Internationaal recht – Leyla Sahin t. Turkije no. 44774/98

  • Datum: 29 juni 2004

  • Rechtbankniveau: EHRM

  • Rechtsgebied: Internationaal recht

  • Wetsartikelen: Art. 9 EVRM

De feiten

In dit arrest gaat het om Leyla Sahin, die niet werd toegelaten tot haar colleges en examens voor het dragen van een hoofddoek. In Turkije bestaat er een bepaling die het dragen van hoofddoeken in openbare ruimten verbiedt, deze had de universiteit ook opgenomen. Zij vindt dat deze bepaling haar recht op onderwijs en vrijheid van godsdienst schendt.

Rechtsvraag

Is het verbod op het dragen van hoofddoekjes in openbare ruimten een inbreuk op de godsdienstvrijheid zoals bedoeld in artikel 9 EVRM?

Rechtsoverweging

Bij de beoordeling of een bepaling in strijd is met artikel 9 EVRM dient er rekening te worden gehouden met de volgende vragen:
• Was er een inbreuk?
• Is de inbreuk neergelegd in een wettelijk voorschrift?
• Is er een legitiem doel?
• Is de bepaling noodzakelijk in een democratische samenleving?
• Is de inbreuk proportioneel?

Het hof komt uiteindelijk tot de beslissing dat de inbreuk geen schending van artikel 9 EVRM oplevert.

Rechtsoverweging

Het verbod op het dragen van hoofddoeken is een inbreuk op de vrijheid van godsdienst, die voorzien is bij wet en een legitiem doel dient.
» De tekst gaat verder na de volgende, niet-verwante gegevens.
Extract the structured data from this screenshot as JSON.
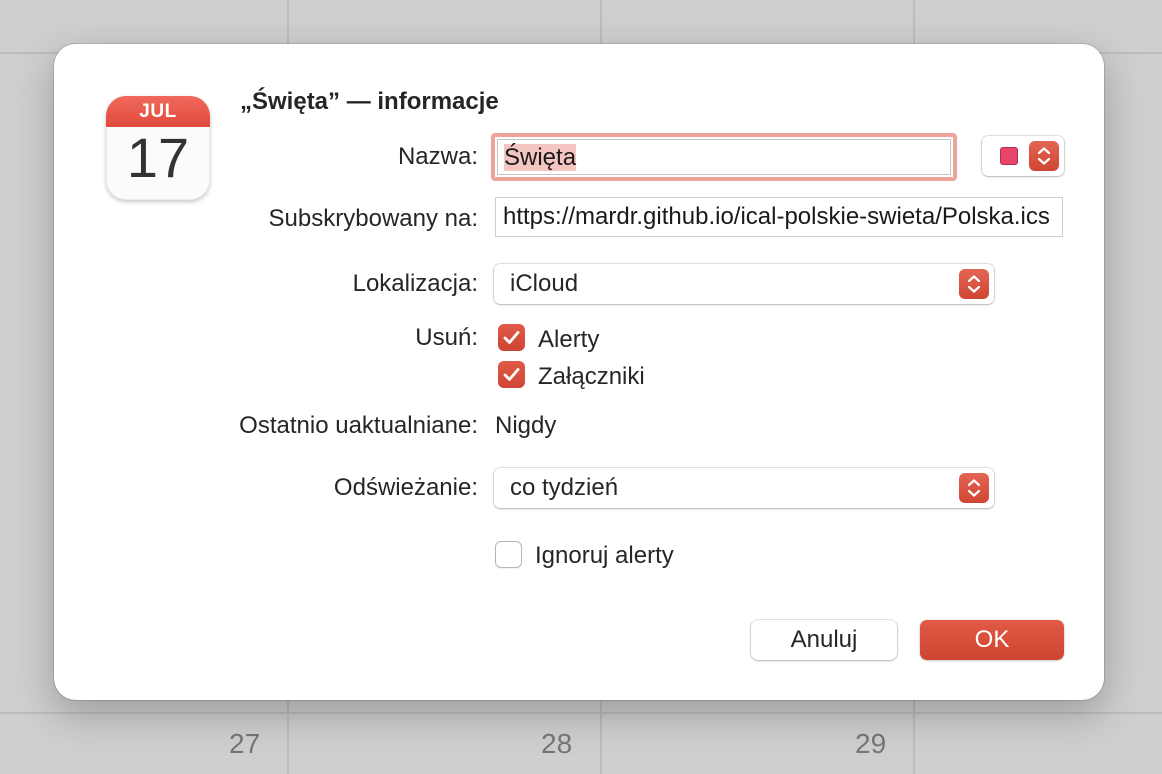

In dit geval namelijk de bescherming van rechten en vrijheden van anderen evenals bescherming van de openbare orde. De inbreuk is noodzakelijk in een democratische samenleving, het is ingegeven door het beginsel van de seculiere staat en het beginsel van de gelijke behandeling van man en vrouw. Tot slot is de inbreuk proportioneel. De inbreuk levert geen schending van artikel 9 EVRM op.